One day, in his old age, he opens it, and finds a map enclosed. It is a special map, the old and tattered letter says: it will lead him to find some treasure that she has buried, but she will not say what it is.
What follows is a journey, from Rome to Germany, the US Midwest to the Philippines, from country to country, in search of treasure buried long, long ago. But what truly transpires is a journey, where a man who once lost a part of his heart will find it again, and rebuild the life he did not know he never had.
I call Almost my tearjerker novel, but I quit after a few thousand words. It’s too heavy to take right now, and it’s making me cry.
The Doors in the Mist is an apocalyptic novel. Humanity has long thought and pondered, but it does not know the power of the inner workings of its mind.

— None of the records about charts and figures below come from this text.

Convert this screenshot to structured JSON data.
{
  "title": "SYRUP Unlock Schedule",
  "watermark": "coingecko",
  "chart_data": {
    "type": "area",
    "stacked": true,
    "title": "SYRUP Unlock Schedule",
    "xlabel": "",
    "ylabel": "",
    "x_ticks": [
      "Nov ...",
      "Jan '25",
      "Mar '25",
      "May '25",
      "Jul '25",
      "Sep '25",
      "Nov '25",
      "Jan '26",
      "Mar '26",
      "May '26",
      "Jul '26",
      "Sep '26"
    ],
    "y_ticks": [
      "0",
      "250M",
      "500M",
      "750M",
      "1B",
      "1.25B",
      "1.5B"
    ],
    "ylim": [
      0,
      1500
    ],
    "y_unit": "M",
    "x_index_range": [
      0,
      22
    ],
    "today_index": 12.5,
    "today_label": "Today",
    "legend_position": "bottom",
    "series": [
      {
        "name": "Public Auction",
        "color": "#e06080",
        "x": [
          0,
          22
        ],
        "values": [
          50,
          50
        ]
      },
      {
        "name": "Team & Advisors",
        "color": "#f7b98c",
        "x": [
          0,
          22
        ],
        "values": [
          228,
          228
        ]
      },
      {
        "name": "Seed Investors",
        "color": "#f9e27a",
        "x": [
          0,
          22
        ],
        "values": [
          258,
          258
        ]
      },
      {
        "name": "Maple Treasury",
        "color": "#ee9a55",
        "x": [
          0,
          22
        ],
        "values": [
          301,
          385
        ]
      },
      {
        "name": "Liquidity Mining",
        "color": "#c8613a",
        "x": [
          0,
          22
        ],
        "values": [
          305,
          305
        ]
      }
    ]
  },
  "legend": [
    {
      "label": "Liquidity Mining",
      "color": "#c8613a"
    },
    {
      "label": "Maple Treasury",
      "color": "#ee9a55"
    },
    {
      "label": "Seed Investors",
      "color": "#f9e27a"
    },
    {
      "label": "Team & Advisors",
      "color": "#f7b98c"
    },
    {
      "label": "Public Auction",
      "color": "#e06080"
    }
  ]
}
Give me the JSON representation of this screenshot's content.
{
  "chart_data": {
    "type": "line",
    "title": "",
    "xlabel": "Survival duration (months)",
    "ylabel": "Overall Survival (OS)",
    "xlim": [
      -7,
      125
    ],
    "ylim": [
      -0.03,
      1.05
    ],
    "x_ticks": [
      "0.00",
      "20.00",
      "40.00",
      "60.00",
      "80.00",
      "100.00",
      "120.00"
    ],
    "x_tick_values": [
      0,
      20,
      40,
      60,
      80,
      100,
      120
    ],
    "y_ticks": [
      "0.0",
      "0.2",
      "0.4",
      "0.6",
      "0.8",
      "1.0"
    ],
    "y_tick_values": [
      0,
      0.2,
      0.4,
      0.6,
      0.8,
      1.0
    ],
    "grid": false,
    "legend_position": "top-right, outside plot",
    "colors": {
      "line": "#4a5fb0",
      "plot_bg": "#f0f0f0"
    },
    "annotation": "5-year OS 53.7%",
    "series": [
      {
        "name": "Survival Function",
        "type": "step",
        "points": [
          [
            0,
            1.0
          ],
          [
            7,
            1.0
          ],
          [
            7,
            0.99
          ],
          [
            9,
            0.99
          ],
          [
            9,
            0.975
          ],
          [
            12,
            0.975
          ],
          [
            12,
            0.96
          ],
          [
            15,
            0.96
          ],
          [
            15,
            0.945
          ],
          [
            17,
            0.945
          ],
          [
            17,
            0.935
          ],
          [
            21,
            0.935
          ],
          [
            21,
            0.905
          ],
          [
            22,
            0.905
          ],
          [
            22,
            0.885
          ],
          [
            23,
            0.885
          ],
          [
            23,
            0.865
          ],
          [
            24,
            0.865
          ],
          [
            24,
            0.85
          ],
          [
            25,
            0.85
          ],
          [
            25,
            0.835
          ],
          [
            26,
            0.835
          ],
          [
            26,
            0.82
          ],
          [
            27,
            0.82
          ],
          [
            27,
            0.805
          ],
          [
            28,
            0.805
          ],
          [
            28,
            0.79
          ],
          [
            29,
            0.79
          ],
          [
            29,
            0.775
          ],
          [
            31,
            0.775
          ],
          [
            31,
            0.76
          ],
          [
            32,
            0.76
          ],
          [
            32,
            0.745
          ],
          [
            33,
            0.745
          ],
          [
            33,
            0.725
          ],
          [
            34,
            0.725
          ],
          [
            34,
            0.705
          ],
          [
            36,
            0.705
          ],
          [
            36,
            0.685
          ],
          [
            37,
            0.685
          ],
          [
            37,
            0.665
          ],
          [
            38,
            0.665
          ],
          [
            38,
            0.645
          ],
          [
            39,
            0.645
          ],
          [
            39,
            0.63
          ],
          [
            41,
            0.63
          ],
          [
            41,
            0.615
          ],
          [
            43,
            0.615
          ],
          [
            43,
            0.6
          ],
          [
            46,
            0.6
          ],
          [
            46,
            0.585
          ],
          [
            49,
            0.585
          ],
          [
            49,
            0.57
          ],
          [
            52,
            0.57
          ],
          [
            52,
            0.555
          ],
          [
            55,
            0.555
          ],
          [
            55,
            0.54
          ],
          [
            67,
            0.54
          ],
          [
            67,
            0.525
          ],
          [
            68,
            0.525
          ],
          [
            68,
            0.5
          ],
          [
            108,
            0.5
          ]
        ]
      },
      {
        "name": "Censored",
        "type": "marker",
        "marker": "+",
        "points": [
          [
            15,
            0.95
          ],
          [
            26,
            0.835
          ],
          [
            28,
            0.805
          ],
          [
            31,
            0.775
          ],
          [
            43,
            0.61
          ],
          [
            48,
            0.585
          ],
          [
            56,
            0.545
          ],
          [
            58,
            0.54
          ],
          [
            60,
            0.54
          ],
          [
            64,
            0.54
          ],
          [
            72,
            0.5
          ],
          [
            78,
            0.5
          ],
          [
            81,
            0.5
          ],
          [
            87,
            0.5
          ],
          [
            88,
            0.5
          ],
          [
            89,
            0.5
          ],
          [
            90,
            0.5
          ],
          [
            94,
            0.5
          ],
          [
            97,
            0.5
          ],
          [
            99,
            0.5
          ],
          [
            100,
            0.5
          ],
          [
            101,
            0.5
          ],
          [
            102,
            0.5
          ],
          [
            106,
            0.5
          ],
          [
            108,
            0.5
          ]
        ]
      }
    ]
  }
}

Unknowingly, humanity has created ghosts, and these ghosts, long constrained in the nether regions, are ready to rise to the surface. When the earth undergoes a major earthquake, all these thoughts come to the fore, these former ponderings and dreams – they appear as ghosts, and they threaten to slay humanity and wipe it off the face of the earth.
A hero and heroine, separated by oceans, strive to find each other through the turmoil of this dying earth – and their individual journeys show them ways how the ghosts can be returned to their hiding places – and how the world can be saved. By pushing the ghosts back into the doors in the mist, they hope to end a war that has souls battling each other for power, and humans trying to forget their pasts in the hope of securing a better future.
The Fragments of the Last Letter is probably the most fun to write. It tells the tale of a young woman who receives a cryptic break-up note from her boyfriend. It shows no sign of a goodbye or a sorry, and strangely, it keeps her from going out on the town and getting herself a new man.
And, strangely, her family doesn’t seem to mind the letter. In this homage to a fun and irreverent brood, the novel tells tales of how a family’s members have survived through decades of dearth and disorder – all with happiness and optimism that the heroine has long since ignored, but must now emulate. It is only through the tragedy, and through the fragments of her letter, that she can learn to find her own strength – and prepare herself for the happiness ahead.
So, three novels – and I’m writing them and using them to cope with stress. So fun! So strange! So – well, I don’t know, so crazy?